FIG. 2 is a perspective view showing a conductive state between the semiconductor device and the inspection device of the present invention.

FIG. 3 is a flowchart showing the semiconductor device continuity test of the present invention in correspondence with the inspection device side processing and the semiconductor device side processing.

FIG. 4 is a diagram showing a circuit configuration of a main part of a conventional semiconductor device and a state in which the semiconductor device is connected to an inspection device.

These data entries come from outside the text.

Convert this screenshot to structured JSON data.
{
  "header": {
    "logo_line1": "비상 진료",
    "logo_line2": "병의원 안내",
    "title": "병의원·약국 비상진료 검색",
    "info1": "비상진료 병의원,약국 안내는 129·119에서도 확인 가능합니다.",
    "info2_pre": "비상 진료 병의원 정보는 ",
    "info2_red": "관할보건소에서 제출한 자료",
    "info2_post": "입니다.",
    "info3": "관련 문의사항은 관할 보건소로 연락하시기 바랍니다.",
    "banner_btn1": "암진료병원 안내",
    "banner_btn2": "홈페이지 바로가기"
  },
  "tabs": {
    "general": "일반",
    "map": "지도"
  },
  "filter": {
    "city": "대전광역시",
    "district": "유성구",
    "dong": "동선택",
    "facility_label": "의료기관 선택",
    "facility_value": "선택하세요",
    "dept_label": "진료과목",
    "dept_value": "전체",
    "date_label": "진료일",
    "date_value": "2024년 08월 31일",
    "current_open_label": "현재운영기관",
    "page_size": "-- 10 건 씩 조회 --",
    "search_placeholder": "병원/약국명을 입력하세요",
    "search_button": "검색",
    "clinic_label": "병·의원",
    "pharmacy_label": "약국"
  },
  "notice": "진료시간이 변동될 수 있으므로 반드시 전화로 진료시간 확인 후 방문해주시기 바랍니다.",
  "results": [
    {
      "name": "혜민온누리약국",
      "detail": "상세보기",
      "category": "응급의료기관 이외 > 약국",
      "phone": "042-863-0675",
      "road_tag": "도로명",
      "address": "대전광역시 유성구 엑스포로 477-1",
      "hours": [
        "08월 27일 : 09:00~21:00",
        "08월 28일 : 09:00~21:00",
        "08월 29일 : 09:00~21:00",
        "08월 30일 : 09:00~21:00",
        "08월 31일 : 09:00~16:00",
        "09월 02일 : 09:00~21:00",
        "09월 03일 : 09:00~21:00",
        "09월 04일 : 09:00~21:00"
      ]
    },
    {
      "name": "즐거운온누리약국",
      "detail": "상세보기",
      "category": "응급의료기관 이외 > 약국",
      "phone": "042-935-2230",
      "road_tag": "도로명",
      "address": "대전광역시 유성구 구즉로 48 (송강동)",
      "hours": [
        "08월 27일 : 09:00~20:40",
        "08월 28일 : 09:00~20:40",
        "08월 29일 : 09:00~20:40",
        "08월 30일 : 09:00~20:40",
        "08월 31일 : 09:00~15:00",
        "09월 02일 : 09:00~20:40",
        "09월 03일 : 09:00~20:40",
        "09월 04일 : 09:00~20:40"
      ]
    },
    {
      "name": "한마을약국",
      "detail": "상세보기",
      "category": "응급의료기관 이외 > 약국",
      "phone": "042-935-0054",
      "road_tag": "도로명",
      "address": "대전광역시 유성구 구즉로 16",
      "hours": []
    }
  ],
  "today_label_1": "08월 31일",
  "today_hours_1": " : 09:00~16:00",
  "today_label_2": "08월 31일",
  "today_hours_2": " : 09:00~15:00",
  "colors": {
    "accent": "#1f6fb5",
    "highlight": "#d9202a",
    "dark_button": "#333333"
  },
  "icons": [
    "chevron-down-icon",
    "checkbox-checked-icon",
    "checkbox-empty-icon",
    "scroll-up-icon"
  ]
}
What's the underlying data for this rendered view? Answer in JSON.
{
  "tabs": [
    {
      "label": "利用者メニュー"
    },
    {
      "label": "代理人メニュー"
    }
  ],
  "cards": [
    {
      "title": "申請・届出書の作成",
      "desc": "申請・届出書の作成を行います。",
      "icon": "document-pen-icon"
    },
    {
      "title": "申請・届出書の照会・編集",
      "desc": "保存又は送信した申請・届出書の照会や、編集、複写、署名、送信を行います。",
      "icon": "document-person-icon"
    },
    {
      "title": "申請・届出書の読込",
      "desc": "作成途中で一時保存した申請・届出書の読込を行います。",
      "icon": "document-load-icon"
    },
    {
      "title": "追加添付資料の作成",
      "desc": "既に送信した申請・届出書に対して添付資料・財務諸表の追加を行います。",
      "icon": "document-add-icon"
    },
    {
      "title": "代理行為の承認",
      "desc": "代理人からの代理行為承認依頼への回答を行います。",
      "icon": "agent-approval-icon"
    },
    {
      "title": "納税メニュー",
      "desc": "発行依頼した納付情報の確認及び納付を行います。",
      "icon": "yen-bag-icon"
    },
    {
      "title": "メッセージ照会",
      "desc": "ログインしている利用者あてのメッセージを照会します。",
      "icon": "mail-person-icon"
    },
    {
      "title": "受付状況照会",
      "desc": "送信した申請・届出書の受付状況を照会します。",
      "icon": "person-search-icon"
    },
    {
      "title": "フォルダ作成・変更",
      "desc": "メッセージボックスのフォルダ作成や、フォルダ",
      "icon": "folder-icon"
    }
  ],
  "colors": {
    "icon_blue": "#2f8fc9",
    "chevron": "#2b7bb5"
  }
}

FIG. 5 is a flowchart showing a conventional semiconductor device continuity test in association with the processing on the inspection device side and the processing on the semiconductor device side.

[Explanation of symbols]

 20 semiconductor device 21 inspection device 22 TAB substrate 23 semiconductor chip 24, 25, 26 printed wiring 27, 28, 29 inspection printed wiring 30 terminal 31 lead wire 32 bump 33 drive circuit 34 inspection circuit 35, 36 switch circuit 37 continuity determination circuit 38, 39, 40 wiring 41, 42, 43 inspection wiring 44 inspection wiring IN1, IN2 inverters R1, R2 resistance COP1 to COPn comparison circuit AND AND circuit

Claims (3)

[Claims] 1. A semiconductor device in which at least an input / output terminal and a wiring connected to the input / output terminal are provided on a circuit board, and a circuit element is mounted by connecting to the wiring. A continuity inspection circuit that outputs an output signal having a different value depending on the conduction state of the wiring on the circuit board and the conduction state between the wiring and the circuit element when an operation signal is input from the device is incorporated. Characteristic semiconductor device. 2. The continuity inspection circuit includes a continuity determination circuit that outputs an output signal having a different value depending on a continuity state of a wiring on the circuit board and a conduction state between the wiring and the circuit element, and an external circuit. 2. The semiconductor device according to claim 1, further comprising switching means for switching and connecting the wiring connected to the input / output terminal to the conduction determination circuit when an operation signal is input from the device. 3. The switching means, when the operation signal is input, switches the wiring connected to the input / output terminal to the continuity determining circuit and connects the wiring to the wiring board. A voltage is supplied, the conduction determination circuit compares the voltage of each wiring to which the predetermined voltage is supplied with a predetermined voltage value, and outputs the output signal based on the comparison result. 2. The semiconductor device according to 2.